# Keep Your Mouth Shut



## GanjaGuru (Apr 8, 2006)

Obviously, don't tell anyone about your grow.

Hikers are a gregarious friendly sort.  Sometimes you might be sitting on a rock or camp table swigging some water and somepone will pass by and start up a conversation. 
NEVER bring up the topic of marijuana.  Don't mention pot or sites like this.
And if the person asks you if you wanna get high and whips out a doob, say thanks, no.  Tell them you don't like to smoke pot cause it makes you tired and you have a long hike ahead of you.

Be friendly but not overly so.


----------



## Brouli (Feb 9, 2007)

i would like to now what you smokin bro     sound like you smokin some good stuff 
dont forget to exhail next time


----------



## Mutt (Feb 9, 2007)

1. this is an old post.
2. it is sound advice when guerrila growing, by another weed smoker YOU DON"T KNOW out in the middle of the woods, let him know there is an op around somewhere and basically giving an invite for a rip..
3. It may just be weed...until you are busted cultivating...then its a felony. 

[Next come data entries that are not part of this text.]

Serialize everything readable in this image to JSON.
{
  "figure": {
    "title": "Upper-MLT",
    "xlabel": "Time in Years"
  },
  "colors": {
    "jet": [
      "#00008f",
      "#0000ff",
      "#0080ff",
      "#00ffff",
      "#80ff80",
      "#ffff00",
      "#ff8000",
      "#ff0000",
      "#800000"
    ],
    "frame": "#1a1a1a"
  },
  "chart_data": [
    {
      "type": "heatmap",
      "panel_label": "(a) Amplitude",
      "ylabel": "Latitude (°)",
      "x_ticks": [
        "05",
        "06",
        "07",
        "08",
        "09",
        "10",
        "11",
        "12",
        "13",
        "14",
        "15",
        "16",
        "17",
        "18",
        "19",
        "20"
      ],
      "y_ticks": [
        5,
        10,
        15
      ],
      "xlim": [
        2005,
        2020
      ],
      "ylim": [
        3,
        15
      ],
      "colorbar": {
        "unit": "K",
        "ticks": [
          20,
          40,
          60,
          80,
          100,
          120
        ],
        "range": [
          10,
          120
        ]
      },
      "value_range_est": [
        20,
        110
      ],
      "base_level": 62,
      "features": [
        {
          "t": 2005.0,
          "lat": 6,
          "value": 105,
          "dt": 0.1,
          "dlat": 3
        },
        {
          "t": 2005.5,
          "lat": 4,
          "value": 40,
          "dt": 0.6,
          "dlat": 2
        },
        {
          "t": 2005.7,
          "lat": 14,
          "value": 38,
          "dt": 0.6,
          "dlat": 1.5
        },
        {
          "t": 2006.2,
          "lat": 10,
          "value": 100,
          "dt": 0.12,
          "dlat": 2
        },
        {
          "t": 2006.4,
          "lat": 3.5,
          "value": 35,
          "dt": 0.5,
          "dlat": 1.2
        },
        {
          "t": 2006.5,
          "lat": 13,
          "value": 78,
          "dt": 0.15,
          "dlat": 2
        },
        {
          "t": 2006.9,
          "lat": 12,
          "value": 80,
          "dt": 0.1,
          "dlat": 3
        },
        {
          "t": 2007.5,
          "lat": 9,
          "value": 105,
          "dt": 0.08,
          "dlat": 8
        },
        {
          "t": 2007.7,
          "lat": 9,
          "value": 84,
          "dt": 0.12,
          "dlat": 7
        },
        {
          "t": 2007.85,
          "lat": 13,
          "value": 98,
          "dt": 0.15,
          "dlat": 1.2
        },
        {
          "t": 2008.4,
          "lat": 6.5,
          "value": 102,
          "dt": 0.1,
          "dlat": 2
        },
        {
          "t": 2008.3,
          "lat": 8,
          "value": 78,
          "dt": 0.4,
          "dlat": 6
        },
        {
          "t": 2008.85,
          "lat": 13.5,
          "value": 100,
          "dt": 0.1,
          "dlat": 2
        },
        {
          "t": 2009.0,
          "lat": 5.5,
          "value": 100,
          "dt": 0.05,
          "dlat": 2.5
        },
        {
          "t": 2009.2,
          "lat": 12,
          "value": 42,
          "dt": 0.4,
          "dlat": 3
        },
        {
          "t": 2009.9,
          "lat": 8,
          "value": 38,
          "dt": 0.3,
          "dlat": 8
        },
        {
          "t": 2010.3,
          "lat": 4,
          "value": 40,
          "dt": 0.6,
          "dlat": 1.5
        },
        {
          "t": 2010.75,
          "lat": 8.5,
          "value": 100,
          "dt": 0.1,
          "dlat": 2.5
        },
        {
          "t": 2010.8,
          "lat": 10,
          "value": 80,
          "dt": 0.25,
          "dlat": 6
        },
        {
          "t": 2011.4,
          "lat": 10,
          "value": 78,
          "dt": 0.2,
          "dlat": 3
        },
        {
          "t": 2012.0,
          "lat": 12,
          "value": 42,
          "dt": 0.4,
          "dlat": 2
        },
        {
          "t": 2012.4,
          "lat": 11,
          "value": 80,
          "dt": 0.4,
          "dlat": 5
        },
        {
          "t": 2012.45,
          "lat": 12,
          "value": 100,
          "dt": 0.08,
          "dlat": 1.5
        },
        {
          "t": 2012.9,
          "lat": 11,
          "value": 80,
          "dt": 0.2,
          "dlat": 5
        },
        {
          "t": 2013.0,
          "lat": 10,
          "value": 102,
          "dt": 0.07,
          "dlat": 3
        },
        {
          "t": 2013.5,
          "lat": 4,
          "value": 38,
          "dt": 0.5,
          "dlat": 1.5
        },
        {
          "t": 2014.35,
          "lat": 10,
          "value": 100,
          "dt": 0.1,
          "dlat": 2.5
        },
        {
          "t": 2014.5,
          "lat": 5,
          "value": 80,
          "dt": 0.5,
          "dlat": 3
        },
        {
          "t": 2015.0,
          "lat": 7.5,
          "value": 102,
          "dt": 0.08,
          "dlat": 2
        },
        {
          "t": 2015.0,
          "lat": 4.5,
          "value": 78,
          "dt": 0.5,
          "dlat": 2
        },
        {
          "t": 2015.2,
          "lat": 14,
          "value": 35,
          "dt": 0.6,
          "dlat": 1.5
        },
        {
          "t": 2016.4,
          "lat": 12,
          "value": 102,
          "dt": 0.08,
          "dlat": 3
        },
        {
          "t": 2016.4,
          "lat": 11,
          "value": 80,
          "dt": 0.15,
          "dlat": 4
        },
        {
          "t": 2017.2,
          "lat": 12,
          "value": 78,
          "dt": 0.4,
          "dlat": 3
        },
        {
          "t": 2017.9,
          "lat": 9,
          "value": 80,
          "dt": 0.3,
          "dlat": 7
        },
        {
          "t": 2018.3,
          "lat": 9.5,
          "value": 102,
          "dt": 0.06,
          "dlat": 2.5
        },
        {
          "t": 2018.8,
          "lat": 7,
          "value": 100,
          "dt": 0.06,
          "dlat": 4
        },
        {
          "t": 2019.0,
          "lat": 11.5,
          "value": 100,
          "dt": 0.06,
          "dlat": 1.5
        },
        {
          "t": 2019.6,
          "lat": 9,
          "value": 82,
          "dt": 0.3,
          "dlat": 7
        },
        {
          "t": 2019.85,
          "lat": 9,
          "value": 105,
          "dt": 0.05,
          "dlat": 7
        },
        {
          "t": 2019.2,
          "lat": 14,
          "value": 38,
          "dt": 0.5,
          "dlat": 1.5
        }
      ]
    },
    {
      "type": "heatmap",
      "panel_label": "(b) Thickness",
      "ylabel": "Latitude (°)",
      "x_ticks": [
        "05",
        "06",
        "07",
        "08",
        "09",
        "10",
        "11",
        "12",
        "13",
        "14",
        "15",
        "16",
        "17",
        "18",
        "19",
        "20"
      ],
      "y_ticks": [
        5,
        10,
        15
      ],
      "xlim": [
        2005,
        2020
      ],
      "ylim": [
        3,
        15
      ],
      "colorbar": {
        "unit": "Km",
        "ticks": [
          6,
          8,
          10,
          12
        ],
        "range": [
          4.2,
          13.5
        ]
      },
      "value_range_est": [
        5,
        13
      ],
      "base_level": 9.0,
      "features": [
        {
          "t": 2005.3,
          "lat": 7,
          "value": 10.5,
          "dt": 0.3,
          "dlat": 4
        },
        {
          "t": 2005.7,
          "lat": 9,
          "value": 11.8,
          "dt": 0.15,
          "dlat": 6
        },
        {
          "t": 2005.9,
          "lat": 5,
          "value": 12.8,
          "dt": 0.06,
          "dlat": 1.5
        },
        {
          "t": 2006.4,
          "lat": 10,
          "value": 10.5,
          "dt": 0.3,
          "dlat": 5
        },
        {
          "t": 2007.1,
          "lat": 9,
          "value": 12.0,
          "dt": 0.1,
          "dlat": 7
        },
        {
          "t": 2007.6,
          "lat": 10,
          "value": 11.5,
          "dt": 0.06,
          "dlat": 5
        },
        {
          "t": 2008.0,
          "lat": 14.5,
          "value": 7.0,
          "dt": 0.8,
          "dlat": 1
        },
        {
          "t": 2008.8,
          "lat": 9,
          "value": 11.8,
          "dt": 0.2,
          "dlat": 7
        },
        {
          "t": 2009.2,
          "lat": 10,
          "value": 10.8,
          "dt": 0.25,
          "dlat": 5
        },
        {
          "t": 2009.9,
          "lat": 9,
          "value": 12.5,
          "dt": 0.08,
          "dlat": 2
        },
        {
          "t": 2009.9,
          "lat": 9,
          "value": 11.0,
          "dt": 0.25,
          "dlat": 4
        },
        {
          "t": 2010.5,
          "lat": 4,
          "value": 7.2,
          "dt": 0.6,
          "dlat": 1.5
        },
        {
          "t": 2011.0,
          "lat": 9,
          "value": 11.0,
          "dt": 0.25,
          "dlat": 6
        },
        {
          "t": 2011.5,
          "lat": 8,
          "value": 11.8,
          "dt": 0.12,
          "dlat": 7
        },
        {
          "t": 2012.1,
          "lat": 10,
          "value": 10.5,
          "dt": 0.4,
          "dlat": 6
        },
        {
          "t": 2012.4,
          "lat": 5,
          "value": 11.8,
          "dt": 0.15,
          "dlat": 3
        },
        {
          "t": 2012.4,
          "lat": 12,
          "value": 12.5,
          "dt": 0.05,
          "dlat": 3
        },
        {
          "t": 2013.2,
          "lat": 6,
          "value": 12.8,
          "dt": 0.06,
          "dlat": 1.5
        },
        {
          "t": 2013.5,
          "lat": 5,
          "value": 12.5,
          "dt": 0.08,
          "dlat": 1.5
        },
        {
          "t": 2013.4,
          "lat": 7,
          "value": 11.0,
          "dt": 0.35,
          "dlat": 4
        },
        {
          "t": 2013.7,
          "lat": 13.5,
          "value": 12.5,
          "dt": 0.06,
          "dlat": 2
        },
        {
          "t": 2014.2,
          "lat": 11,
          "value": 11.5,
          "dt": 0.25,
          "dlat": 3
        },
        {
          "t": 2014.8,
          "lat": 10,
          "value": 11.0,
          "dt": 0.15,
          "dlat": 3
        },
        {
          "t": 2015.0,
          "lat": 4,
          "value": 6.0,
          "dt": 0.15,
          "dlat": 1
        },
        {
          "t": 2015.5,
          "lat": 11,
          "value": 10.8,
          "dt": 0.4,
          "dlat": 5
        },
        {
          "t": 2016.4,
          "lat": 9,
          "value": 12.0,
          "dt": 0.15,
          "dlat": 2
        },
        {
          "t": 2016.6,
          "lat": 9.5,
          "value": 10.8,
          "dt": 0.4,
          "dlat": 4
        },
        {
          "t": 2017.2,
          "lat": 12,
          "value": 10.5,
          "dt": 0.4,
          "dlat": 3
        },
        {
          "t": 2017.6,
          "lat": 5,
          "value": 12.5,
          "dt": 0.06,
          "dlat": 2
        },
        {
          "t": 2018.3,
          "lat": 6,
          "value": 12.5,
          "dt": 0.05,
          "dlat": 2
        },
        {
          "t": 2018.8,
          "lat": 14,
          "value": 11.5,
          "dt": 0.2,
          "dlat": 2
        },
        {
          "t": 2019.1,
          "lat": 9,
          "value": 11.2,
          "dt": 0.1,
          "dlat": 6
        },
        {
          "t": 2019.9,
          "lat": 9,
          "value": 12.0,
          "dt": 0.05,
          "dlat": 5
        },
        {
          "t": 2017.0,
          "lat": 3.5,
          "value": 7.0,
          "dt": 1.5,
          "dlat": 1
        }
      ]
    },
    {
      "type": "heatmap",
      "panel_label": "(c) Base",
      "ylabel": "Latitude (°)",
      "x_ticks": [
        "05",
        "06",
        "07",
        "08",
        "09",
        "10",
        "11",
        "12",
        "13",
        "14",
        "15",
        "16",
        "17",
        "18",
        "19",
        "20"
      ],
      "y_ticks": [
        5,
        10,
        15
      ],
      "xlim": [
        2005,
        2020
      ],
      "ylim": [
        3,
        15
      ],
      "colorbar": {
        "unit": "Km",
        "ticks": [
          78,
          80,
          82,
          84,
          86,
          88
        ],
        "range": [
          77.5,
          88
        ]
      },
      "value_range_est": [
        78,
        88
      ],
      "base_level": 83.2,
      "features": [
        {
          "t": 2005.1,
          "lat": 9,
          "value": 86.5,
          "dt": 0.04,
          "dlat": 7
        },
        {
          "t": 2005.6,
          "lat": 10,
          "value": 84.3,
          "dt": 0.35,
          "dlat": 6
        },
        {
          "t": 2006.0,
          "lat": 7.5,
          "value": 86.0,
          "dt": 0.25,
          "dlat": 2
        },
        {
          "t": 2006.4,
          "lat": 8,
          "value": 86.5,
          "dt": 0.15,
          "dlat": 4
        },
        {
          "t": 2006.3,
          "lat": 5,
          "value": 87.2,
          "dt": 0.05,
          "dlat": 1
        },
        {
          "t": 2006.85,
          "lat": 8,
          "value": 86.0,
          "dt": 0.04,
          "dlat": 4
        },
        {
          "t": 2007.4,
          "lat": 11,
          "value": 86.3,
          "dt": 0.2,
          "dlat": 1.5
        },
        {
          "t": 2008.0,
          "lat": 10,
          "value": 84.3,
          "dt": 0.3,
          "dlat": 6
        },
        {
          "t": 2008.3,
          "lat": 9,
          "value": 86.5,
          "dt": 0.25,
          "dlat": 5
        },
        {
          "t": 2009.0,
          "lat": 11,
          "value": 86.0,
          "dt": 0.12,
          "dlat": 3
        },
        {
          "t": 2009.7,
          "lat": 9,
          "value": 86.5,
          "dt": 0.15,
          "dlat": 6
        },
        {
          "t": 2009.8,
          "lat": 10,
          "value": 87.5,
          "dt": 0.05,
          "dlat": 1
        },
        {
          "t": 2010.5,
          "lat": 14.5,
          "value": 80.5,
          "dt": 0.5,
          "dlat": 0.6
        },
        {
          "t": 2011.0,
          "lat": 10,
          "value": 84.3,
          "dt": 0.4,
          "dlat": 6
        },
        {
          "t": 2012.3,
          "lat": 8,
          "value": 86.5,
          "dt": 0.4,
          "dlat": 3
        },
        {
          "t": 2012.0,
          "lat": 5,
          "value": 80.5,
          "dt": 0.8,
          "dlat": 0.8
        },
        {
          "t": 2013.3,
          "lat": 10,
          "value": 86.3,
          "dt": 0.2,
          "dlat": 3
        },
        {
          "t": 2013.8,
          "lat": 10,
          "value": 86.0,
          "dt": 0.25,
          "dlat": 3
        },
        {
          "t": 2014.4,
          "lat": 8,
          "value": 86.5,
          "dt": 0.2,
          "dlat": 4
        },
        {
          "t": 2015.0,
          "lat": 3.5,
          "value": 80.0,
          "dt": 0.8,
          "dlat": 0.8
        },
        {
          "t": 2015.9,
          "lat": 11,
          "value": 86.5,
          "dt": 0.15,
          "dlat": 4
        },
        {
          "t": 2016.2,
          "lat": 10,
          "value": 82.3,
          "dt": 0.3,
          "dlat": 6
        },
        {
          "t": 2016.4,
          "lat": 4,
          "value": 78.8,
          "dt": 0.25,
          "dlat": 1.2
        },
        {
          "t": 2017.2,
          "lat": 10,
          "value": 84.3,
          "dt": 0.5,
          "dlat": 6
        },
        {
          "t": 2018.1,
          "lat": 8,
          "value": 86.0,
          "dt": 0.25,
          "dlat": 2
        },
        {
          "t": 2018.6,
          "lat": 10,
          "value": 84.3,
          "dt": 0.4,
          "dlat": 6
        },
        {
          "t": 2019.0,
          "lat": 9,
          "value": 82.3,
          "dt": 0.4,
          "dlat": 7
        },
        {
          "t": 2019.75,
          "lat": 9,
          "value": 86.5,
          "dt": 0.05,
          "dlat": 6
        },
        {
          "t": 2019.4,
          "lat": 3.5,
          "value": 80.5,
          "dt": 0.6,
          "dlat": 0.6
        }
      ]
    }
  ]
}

Better safe than sorry...ounce of prevention worth a pound of cure..........


----------



## Crazy Horse (Feb 9, 2007)

I wish an wish an ounce of prevention would give me a pound of weed! J/K.


----------



## Mutt (Feb 9, 2007)

Crazy Horse said:
			
		

> I wish an wish an ounce of prevention would give me a pound of weed! J/K.


 
 :rofl:


----------



## Kindbud (Feb 11, 2007)

GanjaGuru said:
			
		

> Obviously, don't tell anyone about your grow.
> 
> Hikers are a gregarious friendly sort. Sometimes you might be sitting on a rock or camp table swigging some water and somepone will pass by and start up a conversation.
> NEVER bring up the topic of marijuana. Don't mention pot or sites like this.
> ...


 
couldnt be more true dont go tellin people about you plants that you are growing exspecally when you grow alot like ganja


----------



## Brouli (Feb 11, 2007)

ok lets put jokes on the side for minute  i caind of agree with what you say  man  but cant get paranoid with  every ** that people say 

its wery easy  dont talk  about you plants only on problems if you have and that is as far as i go


----------



## Elephant Man (Feb 11, 2007)

GanjaGuru said:
			
		

> Obviously, don't tell anyone about your grow.
> 
> Hikers are a gregarious friendly sort. Sometimes you might be sitting on a rock or camp table swigging some water and somepone will pass by and start up a conversation.
> NEVER bring up the topic of marijuana. Don't mention pot or sites like this.
> ...


 
Just like Mutt said, this is obviously advice for guerilla growers...sounds like advice for a guy actually on his way or returning from tending his hidden crop.

IMO, you have to be just abit nutty to guerilla grow anyway...LOL , I am the perfect candidate and would love to try...but city life and my back won't allow it.


----------



## longtimegrower (Feb 12, 2007)

I can tell you from experence your best friend and your own brother will rip you off when it comes  to weed and money. Keep it low key meaning keep it to your self and thats keeping it for your self. I can say ive learned that 90% of  getting ripped off is because you either told someone or left some evidence where a passerby will see it. most people would almost step on mj before they see see it but let them find pots or waterjugs or cups and its a sure sign they will look around till they find your grow.  Slim


----------



## stan (Feb 12, 2007)

Elephant man plant it dude I know of lots of stuff that has been harvested in metro areas outside.I see it all the time near offramps and bike trail,bridges and railroad yards.Also in old parking lots.I would never grow marijane but I have an eye for it,if yor by a river with some woods you can plant it in downed trees.Construction sites make excellent subterfuge grows also.......


----------



## Kindbud (Feb 13, 2007)

Elephant Man said:
			
		

> Just like Mutt said, this is obviously advice for guerilla growers...sounds like advice for a guy actually on his way or returning from tending his hidden crop.
> 
> IMO, you have to be just abit nutty to guerilla grow anyway...LOL , I am the perfect candidate and would love to try...but city life and my back won't allow it.


 
yeah i can feel that yups like last year around june i planted 16 plants in a clearing in the middle of the woods like 150 yards away from a hiking trail 
by a local lake that i live by and every time i went to check on my plants i would see some one walking or fishing or rideing a bike but i wouldnt talk to anyone when i would get to the part of the trail that i would cut off to walk to the clearing i always would walk like 100 yards up and back the trail to make sure their wasnt anyone around before i would walk to my plants so yeah im deffently kinda paranoid when it comes to growin on public land and you got to be carefull like i say Fly Low and Beat the Radar!


----------